Search open search form

Transferring Files

How to transfer files using SCP, SFTP, Fuse and S3

Using OpenOnDemand to move files graphically from a browser

Some people are choosing  to move files via the web console since you are only asked for your Duo authentication when first logging in and then can keep the window open to transfer files selectively.  To learn more about this option take a look at the documentation for Open OnDemand


Using SSH/SCP

Why use SSH/SCP/SFTP for file transfer?

SCP and SFTP both run over ssh and are thus encrypted. There are implementations available for all common operating systems including Linux, Windows, and Mac OS X.

Windows

GUI:
  • WinSCP
    • Host: login.hpc.caltech.edu
    • Enter your username and password.
  • FileZilla
  • Command Line:
  • Linux

  • Command Line:
    • Start Terminal (Applications->Accessories->Terminal)
      • To copy files from your computer to the central cluster
        • Type scp local_filename username@login.hpc.caltech.edu:~/username/
      • To copy files from to the central cluster to your computer
        • Type scp username@login.hpc.caltech.edu:/home/username/remote_filename .
  • Mac OS X

    Command Line:
    • Start Terminal (Applications->Utilities->Terminal)
      • To copy files from your computer to the central cluster
        • Type scp local_filename username@login.hpc.caltech.edu:~/username/
      • To copy files from the central cluster to your computer
        • Type scp username@login.hpc.caltech.edu:~/username/remote_filename

    SSHFS on Mac OS X

    If you prefer filesystem like access you may use FuseOS together with SSHFS. This works over SSH protocol and is therefore encrypted as with standard SSH/SCP/SFTP but with the added benefit of drag and drop transfers. 

    • Download and install FUSE and SSHFS here.
    • Make a local mount directory on your Mac. mkdir ~/Desktop/HPC-Mount
    • Run a command similar to the following, swapping out your username and directory name.
    •  sshfs -o allow_other,defer_permissions,auto_cache remote-username@login.hpc.caltech.edu:/home/remote-username ~/Desktop/HPC-Mount

    GUI:
    • Cyberduck.
      • Download
      • Cyberduck can be made to work with 2 factor
        • Click on "Open Connection"
        • choose "SFTP"
        • enter you username and password, then click connect
        • In the "Provide additional login credentials" box, enter 1 in the password field and hit enter if using the smartphone app.
        • You should be prompted on you cell phone to allow the connection
        • If using a yubikey, you can touch it when prompted to complete the login.

    Globus Personal (GridFTP)

    Globus is a fast, reliable file transfer service that makes it easy for users to move data between two GridFTP servers or between a GridFTP server and a user's machine (Windows, Mac or Linux).

    Setup the Globus endpoint via their website. 
    1. Go to this address to setup a new globus endpoint https://app.globus.org/file-manager/gcp
    2. Select California Institute of Technology > Continue
    3. Sign in with your access.caltech credentials
    4. Set the Endpoint display name to "central-hpc" (or something similar)
    5. Click 'Generate setup key' and copy that to a secure location. 
    Setup the Globus Personal client under your account on the Central HPC. 

    SSH to the Central HPC then run the following. 

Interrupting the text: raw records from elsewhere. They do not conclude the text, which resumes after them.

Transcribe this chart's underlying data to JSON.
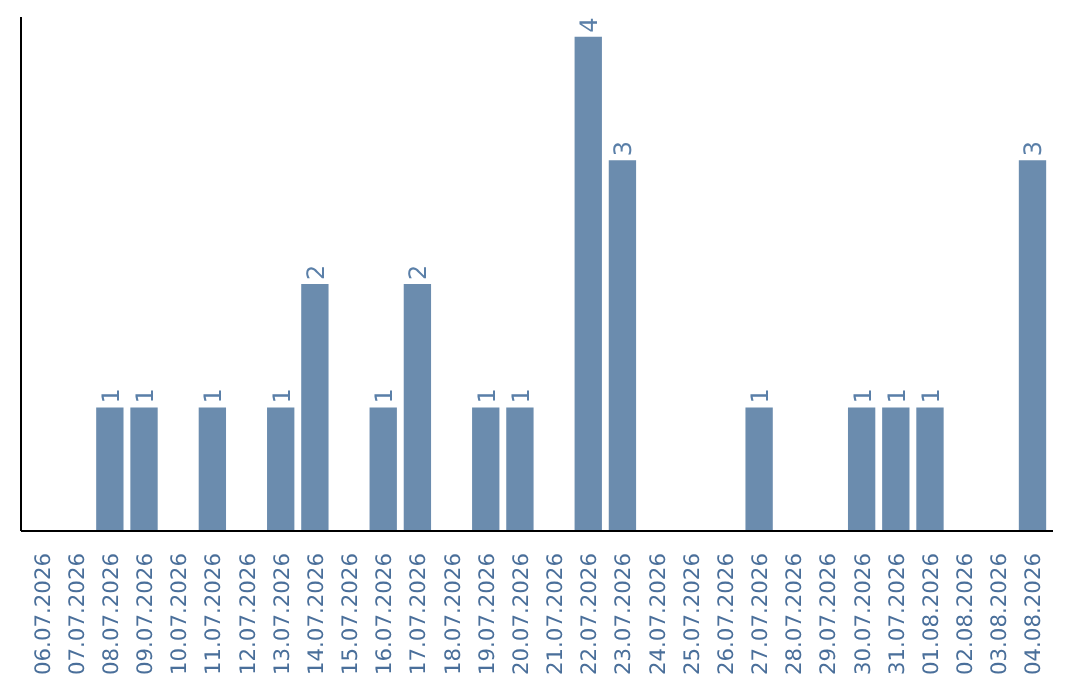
{
  "chart_data": {
    "type": "bar",
    "categories": [
      "06.07.2026",
      "07.07.2026",
      "08.07.2026",
      "09.07.2026",
      "10.07.2026",
      "11.07.2026",
      "12.07.2026",
      "13.07.2026",
      "14.07.2026",
      "15.07.2026",
      "16.07.2026",
      "17.07.2026",
      "18.07.2026",
      "19.07.2026",
      "20.07.2026",
      "21.07.2026",
      "22.07.2026",
      "23.07.2026",
      "24.07.2026",
      "25.07.2026",
      "26.07.2026",
      "27.07.2026",
      "28.07.2026",
      "29.07.2026",
      "30.07.2026",
      "31.07.2026",
      "01.08.2026",
      "02.08.2026",
      "03.08.2026",
      "04.08.2026"
    ],
    "values": [
      0,
      0,
      1,
      1,
      0,
      1,
      0,
      1,
      2,
      0,
      1,
      2,
      0,
      1,
      1,
      0,
      4,
      3,
      0,
      0,
      0,
      1,
      0,
      0,
      1,
      1,
      1,
      0,
      0,
      3
    ],
    "value_labels": [
      null,
      null,
      "1",
      "1",
      null,
      "1",
      null,
      "1",
      "2",
      null,
      "1",
      "2",
      null,
      "1",
      "1",
      null,
      "4",
      "3",
      null,
      null,
      null,
      "1",
      null,
      null,
      "1",
      "1",
      "1",
      null,
      null,
      "3"
    ],
    "color": "#6b8cae",
    "ylim": [
      0,
      4
    ],
    "tick_labels": "x",
    "grid": false
  }
}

    1. module load globusconnectpersonal/3.0.2
    2. globusconnectpersonal -setup <setup-key-from-website>
    3. globusconnectpersonal -start &

    The daemon should now be running in the background and connected to the external Globus service. You should be able to browse your home directory and transfer data to and from it. 

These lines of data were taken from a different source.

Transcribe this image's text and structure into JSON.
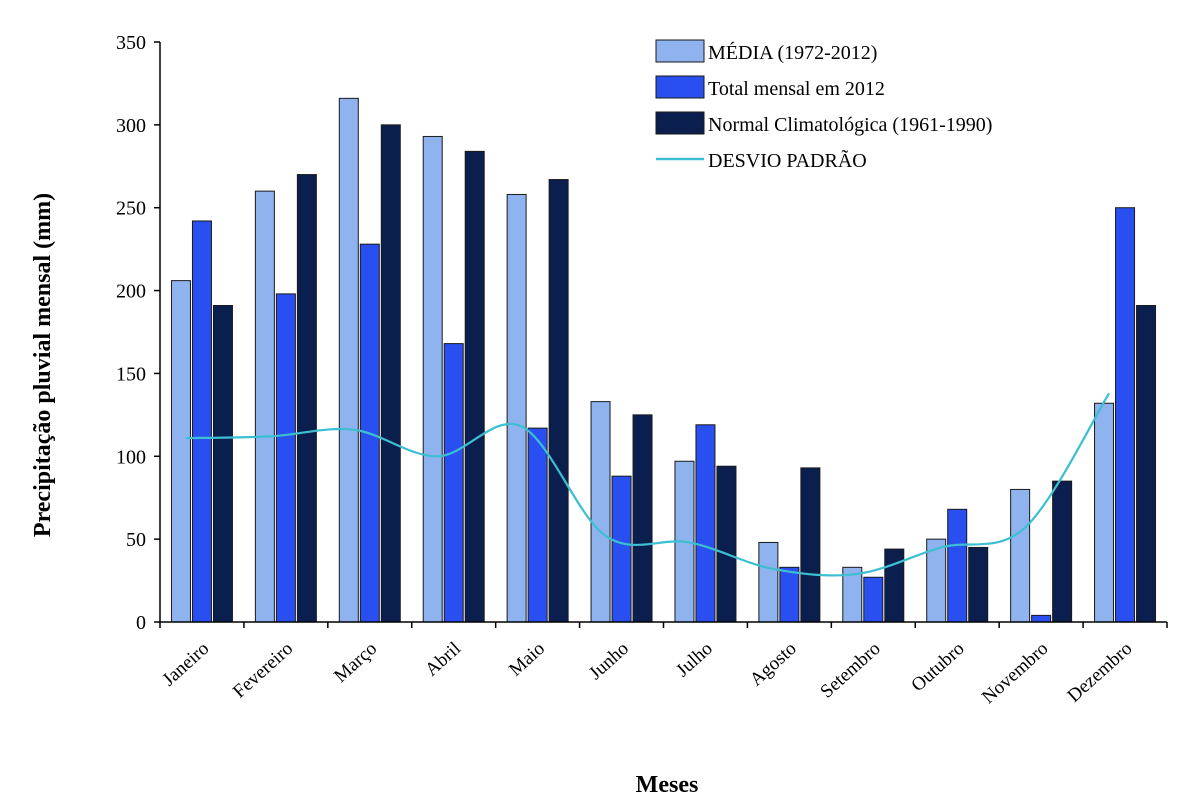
{
  "chart_data": {
    "type": "bar",
    "title": "",
    "xlabel": "Meses",
    "ylabel": "Precipitação pluvial mensal (mm)",
    "ylim": [
      0,
      350
    ],
    "yticks": [
      0,
      50,
      100,
      150,
      200,
      250,
      300,
      350
    ],
    "grid": false,
    "legend_position": "top-right",
    "categories": [
      "Janeiro",
      "Fevereiro",
      "Março",
      "Abril",
      "Maio",
      "Junho",
      "Julho",
      "Agosto",
      "Setembro",
      "Outubro",
      "Novembro",
      "Dezembro"
    ],
    "series": [
      {
        "name": "MÉDIA (1972-2012)",
        "type": "bar",
        "color": "#8fb3ef",
        "values": [
          206,
          260,
          316,
          293,
          258,
          133,
          97,
          48,
          33,
          50,
          80,
          132
        ]
      },
      {
        "name": "Total mensal em 2012",
        "type": "bar",
        "color": "#2a4ff0",
        "values": [
          242,
          198,
          228,
          168,
          117,
          88,
          119,
          33,
          27,
          68,
          4,
          250
        ]
      },
      {
        "name": "Normal Climatológica (1961-1990)",
        "type": "bar",
        "color": "#0b1f4f",
        "values": [
          191,
          270,
          300,
          284,
          267,
          125,
          94,
          93,
          44,
          45,
          85,
          191
        ]
      },
      {
        "name": "DESVIO PADRÃO",
        "type": "line",
        "color": "#3bbfd1",
        "values": [
          111,
          112,
          116,
          100,
          118,
          52,
          48,
          32,
          29,
          45,
          57,
          138
        ]
      }
    ]
  }
}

    If you need to allow Globus access to another directory (for instance /central/groups/xxx) perform the following. 

    Edit ~/.globusonline/lta/config-paths, adding the following line after the existing one. The one in the configuration below sets the directory as read/write. Setting to 0 will set the directory to read-only in Globus. 

    /central/groups/<whatever-group-directory-you-want-access-to>/,0,1

    Restart the Globus daemon to pickup the changes. 

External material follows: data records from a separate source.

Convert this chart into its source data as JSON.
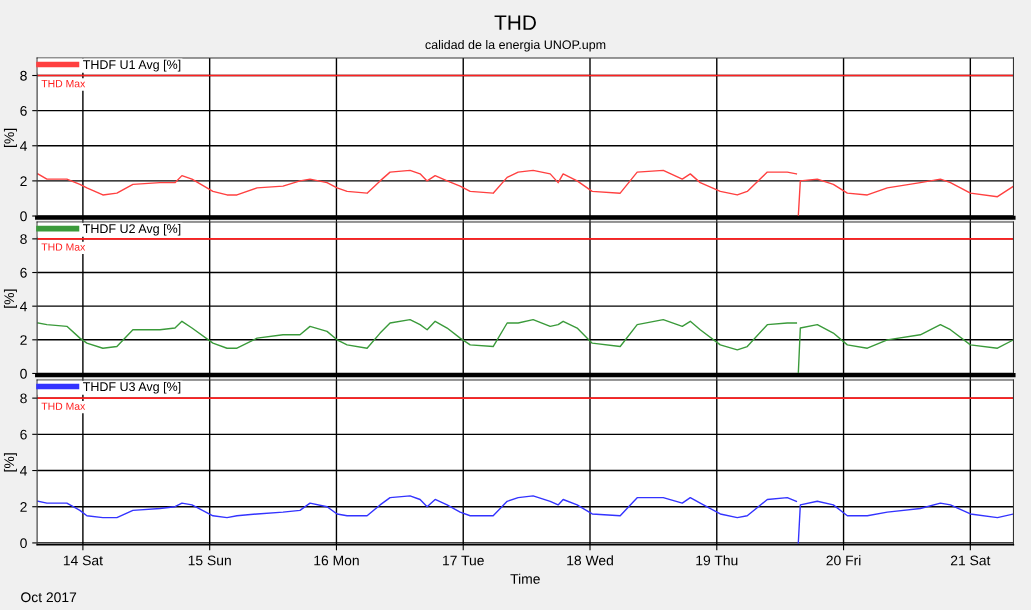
{
  "chart_data": [
    {
      "type": "line",
      "title": "THD",
      "subtitle": "calidad de la energia UNOP.upm",
      "ylabel": "[%]",
      "legend": "top left",
      "grid": true,
      "tick_labels": "y",
      "line_style": "solid",
      "marker": "none",
      "xlim": [
        "2017-10-13T15:20",
        "2017-10-21T08:10"
      ],
      "ylim": [
        -0.1,
        9
      ],
      "yticks": [
        0,
        2,
        4,
        6,
        8
      ],
      "xticks": [
        {
          "value": "2017-10-14",
          "label": null
        },
        {
          "value": "2017-10-15",
          "label": null
        },
        {
          "value": "2017-10-16",
          "label": null
        },
        {
          "value": "2017-10-17",
          "label": null
        },
        {
          "value": "2017-10-18",
          "label": null
        },
        {
          "value": "2017-10-19",
          "label": null
        },
        {
          "value": "2017-10-20",
          "label": null
        },
        {
          "value": "2017-10-21",
          "label": null
        }
      ],
      "ref_lines": [
        {
          "axis": "y",
          "value": 8,
          "label": "THD Max",
          "color": "#ff2020"
        }
      ],
      "x": [
        "2017-10-13T15:29",
        "2017-10-13T17:11",
        "2017-10-13T20:58",
        "2017-10-13T23:26",
        "2017-10-14T00:45",
        "2017-10-14T03:47",
        "2017-10-14T06:26",
        "2017-10-14T09:28",
        "2017-10-14T14:35",
        "2017-10-14T17:26",
        "2017-10-14T18:45",
        "2017-10-14T20:39",
        "2017-10-15T00:37",
        "2017-10-15T03:17",
        "2017-10-15T05:10",
        "2017-10-15T08:58",
        "2017-10-15T13:53",
        "2017-10-15T17:06",
        "2017-10-15T19:00",
        "2017-10-15T22:13",
        "2017-10-16T00:07",
        "2017-10-16T02:01",
        "2017-10-16T05:48",
        "2017-10-16T08:16",
        "2017-10-16T10:09",
        "2017-10-16T13:56",
        "2017-10-16T15:50",
        "2017-10-16T17:10",
        "2017-10-16T18:41",
        "2017-10-16T20:57",
        "2017-10-16T23:25",
        "2017-10-17T01:19",
        "2017-10-17T05:40",
        "2017-10-17T08:19",
        "2017-10-17T10:24",
        "2017-10-17T13:14",
        "2017-10-17T16:28",
        "2017-10-17T17:58",
        "2017-10-17T18:55",
        "2017-10-17T21:34",
        "2017-10-18T00:25",
        "2017-10-18T05:43",
        "2017-10-18T08:56",
        "2017-10-18T13:52",
        "2017-10-18T17:28",
        "2017-10-18T18:59",
        "2017-10-18T20:52",
        "2017-10-19T00:40",
        "2017-10-19T03:53",
        "2017-10-19T05:46",
        "2017-10-19T09:34",
        "2017-10-19T13:21",
        "2017-10-19T15:04",
        "2017-10-19T15:15",
        "2017-10-19T15:26",
        "2017-10-19T15:49",
        "2017-10-19T19:02",
        "2017-10-19T22:04",
        "2017-10-20T00:43",
        "2017-10-20T04:30",
        "2017-10-20T08:17",
        "2017-10-20T14:32",
        "2017-10-20T18:20",
        "2017-10-20T20:14",
        "2017-10-21T00:01",
        "2017-10-21T05:08",
        "2017-10-21T08:10"
      ],
      "series": [
        {
          "name": "THDF U1 Avg [%]",
          "color": "#ff4040",
          "values": [
            2.4,
            2.1,
            2.1,
            1.8,
            1.6,
            1.2,
            1.3,
            1.8,
            1.9,
            1.9,
            2.3,
            2.1,
            1.4,
            1.2,
            1.2,
            1.6,
            1.7,
            2.0,
            2.1,
            1.9,
            1.6,
            1.4,
            1.3,
            2.0,
            2.5,
            2.6,
            2.4,
            2.0,
            2.3,
            2.0,
            1.7,
            1.4,
            1.3,
            2.2,
            2.5,
            2.6,
            2.4,
            1.9,
            2.4,
            2.0,
            1.4,
            1.3,
            2.5,
            2.6,
            2.1,
            2.4,
            1.9,
            1.4,
            1.2,
            1.4,
            2.5,
            2.5,
            2.4,
            null,
            0,
            2.0,
            2.1,
            1.8,
            1.3,
            1.2,
            1.6,
            1.9,
            2.1,
            1.9,
            1.3,
            1.1,
            1.7
          ]
        }
      ]
    },
    {
      "type": "line",
      "ylabel": "[%]",
      "legend": "top left",
      "grid": true,
      "tick_labels": "y",
      "line_style": "solid",
      "marker": "none",
      "xlim": [
        "2017-10-13T15:20",
        "2017-10-21T08:10"
      ],
      "ylim": [
        -0.1,
        9
      ],
      "yticks": [
        0,
        2,
        4,
        6,
        8
      ],
      "ref_lines": [
        {
          "axis": "y",
          "value": 8,
          "label": "THD Max",
          "color": "#ff2020"
        }
      ],
      "xticks": [
        {
          "value": "2017-10-14",
          "label": null
        },
        {
          "value": "2017-10-15",
          "label": null
        },
        {
          "value": "2017-10-16",
          "label": null
        },
        {
          "value": "2017-10-17",
          "label": null
        },
        {
          "value": "2017-10-18",
          "label": null
        },
        {
          "value": "2017-10-19",
          "label": null
        },
        {
          "value": "2017-10-20",
          "label": null
        },
        {
          "value": "2017-10-21",
          "label": null
        }
      ],
      "x": [
        "2017-10-13T15:29",
        "2017-10-13T17:11",
        "2017-10-13T20:58",
        "2017-10-13T23:26",
        "2017-10-14T00:45",
        "2017-10-14T03:47",
        "2017-10-14T06:26",
        "2017-10-14T09:28",
        "2017-10-14T14:35",
        "2017-10-14T17:26",
        "2017-10-14T18:45",
        "2017-10-14T20:39",
        "2017-10-15T00:37",
        "2017-10-15T03:17",
        "2017-10-15T05:10",
        "2017-10-15T08:58",
        "2017-10-15T13:53",
        "2017-10-15T17:06",
        "2017-10-15T19:00",
        "2017-10-15T22:13",
        "2017-10-16T00:07",
        "2017-10-16T02:01",
        "2017-10-16T05:48",
        "2017-10-16T08:16",
        "2017-10-16T10:09",
        "2017-10-16T13:56",
        "2017-10-16T15:50",
        "2017-10-16T17:10",
        "2017-10-16T18:41",
        "2017-10-16T20:57",
        "2017-10-16T23:25",
        "2017-10-17T01:19",
        "2017-10-17T05:40",
        "2017-10-17T08:19",
        "2017-10-17T10:24",
        "2017-10-17T13:14",
        "2017-10-17T16:28",
        "2017-10-17T17:58",
        "2017-10-17T18:55",
        "2017-10-17T21:34",
        "2017-10-18T00:25",
        "2017-10-18T05:43",
        "2017-10-18T08:56",
        "2017-10-18T13:52",
        "2017-10-18T17:28",
        "2017-10-18T18:59",
        "2017-10-18T20:52",
        "2017-10-19T00:40",
        "2017-10-19T03:53",
        "2017-10-19T05:46",
        "2017-10-19T09:34",
        "2017-10-19T13:21",
        "2017-10-19T15:04",
        "2017-10-19T15:15",
        "2017-10-19T15:26",
        "2017-10-19T15:49",
        "2017-10-19T19:02",
        "2017-10-19T22:04",
        "2017-10-20T00:43",
        "2017-10-20T04:30",
        "2017-10-20T08:17",
        "2017-10-20T14:32",
        "2017-10-20T18:20",
        "2017-10-20T20:14",
        "2017-10-21T00:01",
        "2017-10-21T05:08",
        "2017-10-21T08:10"
      ],
      "series": [
        {
          "name": "THDF U2 Avg [%]",
          "color": "#3a9a3a",
          "values": [
            3.0,
            2.9,
            2.8,
            2.1,
            1.8,
            1.5,
            1.6,
            2.6,
            2.6,
            2.7,
            3.1,
            2.7,
            1.8,
            1.5,
            1.5,
            2.1,
            2.3,
            2.3,
            2.8,
            2.5,
            2.0,
            1.7,
            1.5,
            2.4,
            3.0,
            3.2,
            2.9,
            2.6,
            3.1,
            2.7,
            2.1,
            1.7,
            1.6,
            3.0,
            3.0,
            3.2,
            2.8,
            2.9,
            3.1,
            2.7,
            1.8,
            1.6,
            2.9,
            3.2,
            2.8,
            3.1,
            2.6,
            1.7,
            1.4,
            1.6,
            2.9,
            3.0,
            3.0,
            null,
            0,
            2.7,
            2.9,
            2.4,
            1.7,
            1.5,
            2.0,
            2.3,
            2.9,
            2.6,
            1.7,
            1.5,
            2.0
          ]
        }
      ]
    },
    {
      "type": "line",
      "xlabel": "Time",
      "ylabel": "[%]",
      "legend": "top left",
      "grid": true,
      "line_style": "solid",
      "marker": "none",
      "annotations": [
        "Oct 2017"
      ],
      "xlim": [
        "2017-10-13T15:20",
        "2017-10-21T08:10"
      ],
      "ylim": [
        -0.1,
        9
      ],
      "yticks": [
        0,
        2,
        4,
        6,
        8
      ],
      "xticks": [
        {
          "value": "2017-10-14",
          "label": "14 Sat"
        },
        {
          "value": "2017-10-15",
          "label": "15 Sun"
        },
        {
          "value": "2017-10-16",
          "label": "16 Mon"
        },
        {
          "value": "2017-10-17",
          "label": "17 Tue"
        },
        {
          "value": "2017-10-18",
          "label": "18 Wed"
        },
        {
          "value": "2017-10-19",
          "label": "19 Thu"
        },
        {
          "value": "2017-10-20",
          "label": "20 Fri"
        },
        {
          "value": "2017-10-21",
          "label": "21 Sat"
        }
      ],
      "ref_lines": [
        {
          "axis": "y",
          "value": 8,
          "label": "THD Max",
          "color": "#ff2020"
        }
      ],
      "x": [
        "2017-10-13T15:29",
        "2017-10-13T17:11",
        "2017-10-13T20:58",
        "2017-10-13T23:26",
        "2017-10-14T00:45",
        "2017-10-14T03:47",
        "2017-10-14T06:26",
        "2017-10-14T09:28",
        "2017-10-14T14:35",
        "2017-10-14T17:26",
        "2017-10-14T18:45",
        "2017-10-14T20:39",
        "2017-10-15T00:37",
        "2017-10-15T03:17",
        "2017-10-15T05:10",
        "2017-10-15T08:58",
        "2017-10-15T13:53",
        "2017-10-15T17:06",
        "2017-10-15T19:00",
        "2017-10-15T22:13",
        "2017-10-16T00:07",
        "2017-10-16T02:01",
        "2017-10-16T05:48",
        "2017-10-16T08:16",
        "2017-10-16T10:09",
        "2017-10-16T13:56",
        "2017-10-16T15:50",
        "2017-10-16T17:10",
        "2017-10-16T18:41",
        "2017-10-16T20:57",
        "2017-10-16T23:25",
        "2017-10-17T01:19",
        "2017-10-17T05:40",
        "2017-10-17T08:19",
        "2017-10-17T10:24",
        "2017-10-17T13:14",
        "2017-10-17T16:28",
        "2017-10-17T17:58",
        "2017-10-17T18:55",
        "2017-10-17T21:34",
        "2017-10-18T00:25",
        "2017-10-18T05:43",
        "2017-10-18T08:56",
        "2017-10-18T13:52",
        "2017-10-18T17:28",
        "2017-10-18T18:59",
        "2017-10-18T20:52",
        "2017-10-19T00:40",
        "2017-10-19T03:53",
        "2017-10-19T05:46",
        "2017-10-19T09:34",
        "2017-10-19T13:21",
        "2017-10-19T15:04",
        "2017-10-19T15:15",
        "2017-10-19T15:26",
        "2017-10-19T15:49",
        "2017-10-19T19:02",
        "2017-10-19T22:04",
        "2017-10-20T00:43",
        "2017-10-20T04:30",
        "2017-10-20T08:17",
        "2017-10-20T14:32",
        "2017-10-20T18:20",
        "2017-10-20T20:14",
        "2017-10-21T00:01",
        "2017-10-21T05:08",
        "2017-10-21T08:10"
      ],
      "series": [
        {
          "name": "THDF U3 Avg [%]",
          "color": "#3333ff",
          "values": [
            2.3,
            2.2,
            2.2,
            1.8,
            1.5,
            1.4,
            1.4,
            1.8,
            1.9,
            2.0,
            2.2,
            2.1,
            1.5,
            1.4,
            1.5,
            1.6,
            1.7,
            1.8,
            2.2,
            2.0,
            1.6,
            1.5,
            1.5,
            2.1,
            2.5,
            2.6,
            2.4,
            2.0,
            2.4,
            2.1,
            1.7,
            1.5,
            1.5,
            2.3,
            2.5,
            2.6,
            2.3,
            2.1,
            2.4,
            2.1,
            1.6,
            1.5,
            2.5,
            2.5,
            2.2,
            2.5,
            2.2,
            1.6,
            1.4,
            1.5,
            2.4,
            2.5,
            2.3,
            null,
            0,
            2.1,
            2.3,
            2.1,
            1.5,
            1.5,
            1.7,
            1.9,
            2.2,
            2.1,
            1.6,
            1.4,
            1.6
          ]
        }
      ]
    }
  ]
}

    1. globusconnectpersonal -stop
    2. globusconnectpersonal -start &
    You should now be able to navigate to the additional directory via the Globus website. Keep in mind that even though you've added a directory to allow globus access, existing unix permissions will determine what files and directories you have access to on the cluster. 

    Using Amazon S3

    If your data is in Amazon S3 you may use the awscli tools which are already installed as a module on the cluster. 

    • Log into the cluster and run module load awscli/1.15.27
    • Type aws configure and enter your Amazon Web Services API key and private key. (You generate these in the IAM credential page in the AWS console).
    • Run a command similar to the following to copy data from S3 to your cluster home directory. 
    • aws s3 cp --recursive s3://my-bucket-name/subfolder/ ~/destination-directory/
    • Run a command similar to the following to copy data from the cluster to a pre-existing S3 bucket.
    • aws s3 cp --recursive ~/source-directory/ s3://my-bucket-name/subfolder/
    • More s3 examples are available here.